As I looked to upgrade the
technology of our PC from the old to the new, I came upon an app the boys
already knew about. In my excitement I complained, “Why didn’t you tell me
about this before?” Our younger son, always quick with his repartee told me,
“Mom, when it comes to technology, you are still buffering…”
I was laughing so hard, I
couldn’t take offence…just the vision of myself trapped in the ever turning
hourglass, the little spinning wheel and the ever so slow increasing scale of
the buffer was and still is enough to make me chuckle.

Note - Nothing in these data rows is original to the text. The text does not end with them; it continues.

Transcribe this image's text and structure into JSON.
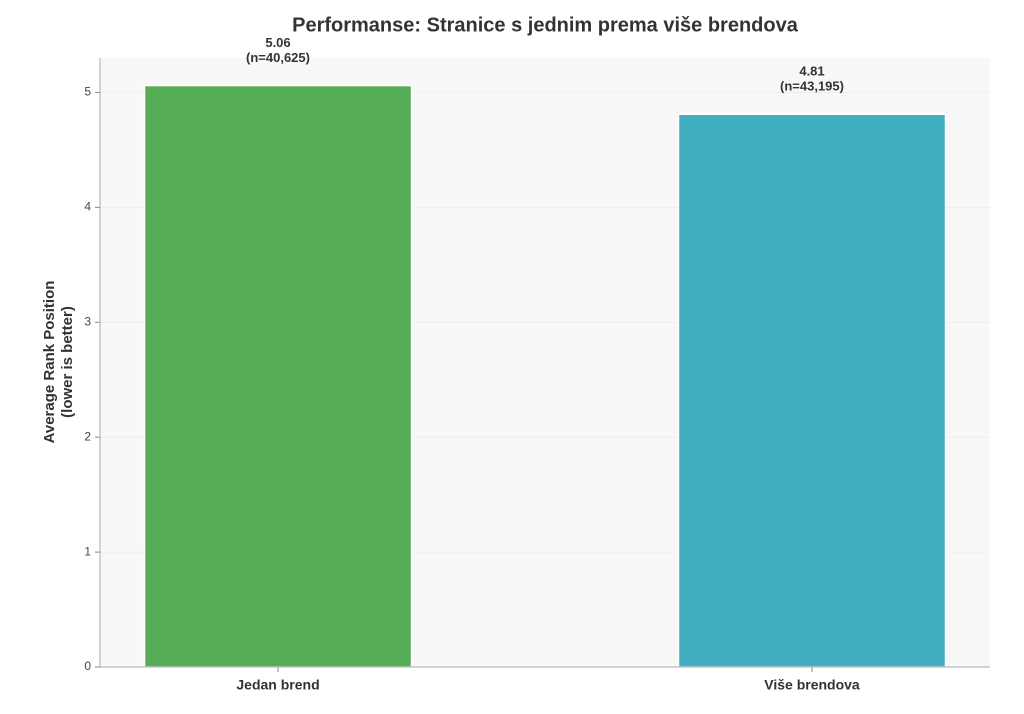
{
  "chart_data": {
    "type": "bar",
    "title": "Performanse: Stranice s jednim prema više brendova",
    "ylabel": [
      "Average Rank Position",
      "(lower is better)"
    ],
    "categories": [
      "Jedan brend",
      "Više brendova"
    ],
    "values": [
      5.06,
      4.81
    ],
    "sample_labels": [
      "(n=40,625)",
      "(n=43,195)"
    ],
    "colors": [
      "#55ad55",
      "#41adc0"
    ],
    "ylim": [
      0,
      5.3
    ],
    "yticks": [
      0,
      1,
      2,
      3,
      4,
      5
    ],
    "grid": true
  }
}
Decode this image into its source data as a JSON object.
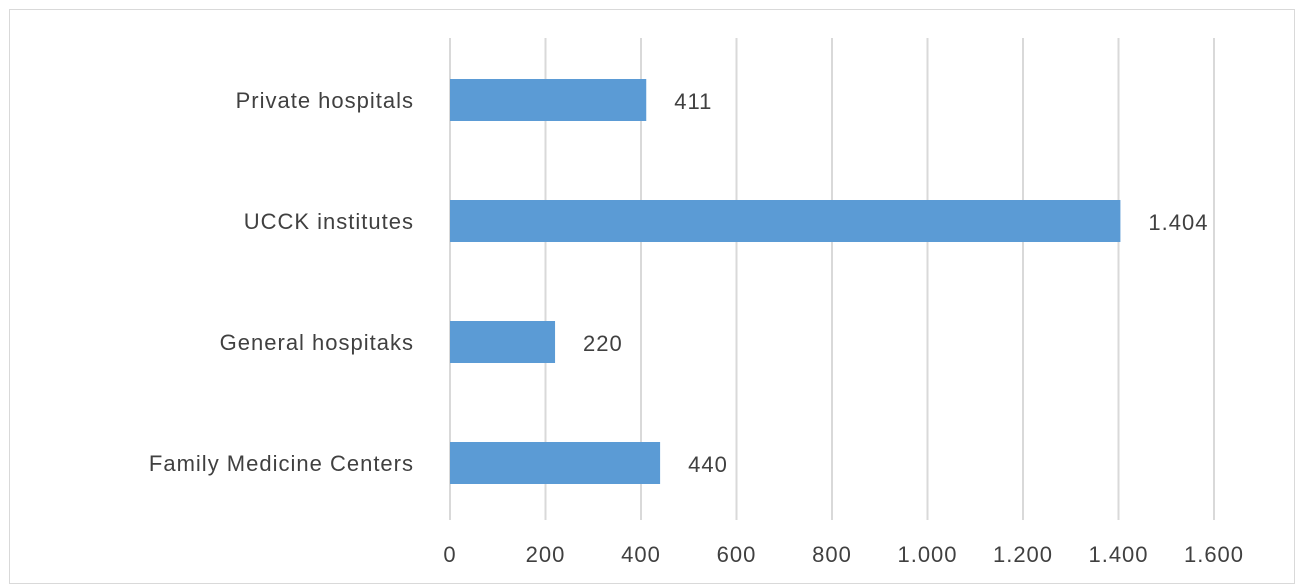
{
  "chart_data": {
    "type": "bar",
    "orientation": "horizontal",
    "categories": [
      "Private hospitals",
      "UCCK institutes",
      "General hospitaks",
      "Family Medicine Centers"
    ],
    "values": [
      411,
      1404,
      220,
      440
    ],
    "value_labels": [
      "411",
      "1.404",
      "220",
      "440"
    ],
    "xlim": [
      0,
      1600
    ],
    "xticks": [
      0,
      200,
      400,
      600,
      800,
      1000,
      1200,
      1400,
      1600
    ],
    "xtick_labels": [
      "0",
      "200",
      "400",
      "600",
      "800",
      "1.000",
      "1.200",
      "1.400",
      "1.600"
    ],
    "bar_color": "#5b9bd5",
    "grid": true,
    "grid_color": "#d9d9d9",
    "title": "",
    "xlabel": "",
    "ylabel": "",
    "legend": "none"
  }
}
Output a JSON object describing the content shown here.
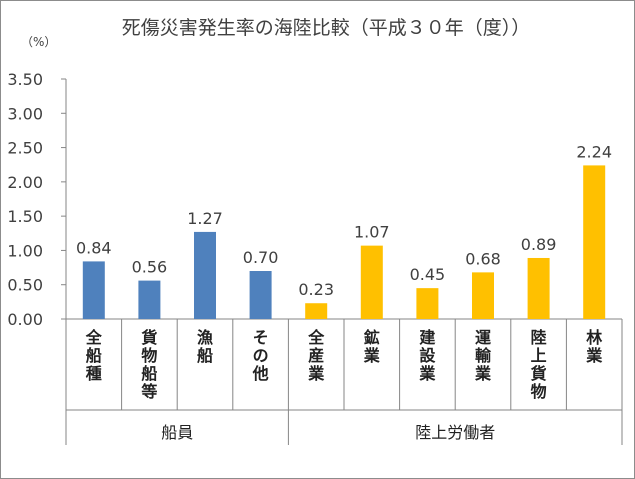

It was a very profound analogy on
so many levels. In the four years since Shekhar, I have had to reconstruct
everything in my life. Every day when I feel more confident about something, I
am equally frustrated by the lack of progress on another. It is hard to build
when you are trying to leave space for someone who is no longer there. How do
you accommodate a memory? Still I have soldiered on…stretched, challenged,
redefined, fallen apart and put myself together again. I have no long term vision now, no five and ten year
plans like I had with Shekhar, so in the true sense, I am still buffering for a
life in the absence of a better half.
As the boys achieve new
milestones, grow out of their schoolboy skins into young men…I have realized
they are buffering too…for new beginnings, challenges and adulthood. We are all
works in progress. As a salute to the times, where technology defines your
vocabulary...buffering for me now is just another name for living.
***
For a long time it had seemed to me that life was about to begin – real
life. But there was always some obstacle in the way. Something to be got
through first, some unfinished business, time still to be served, a debt to be
paid. Then life would begin. At last it dawned on me that these obstacles were my life.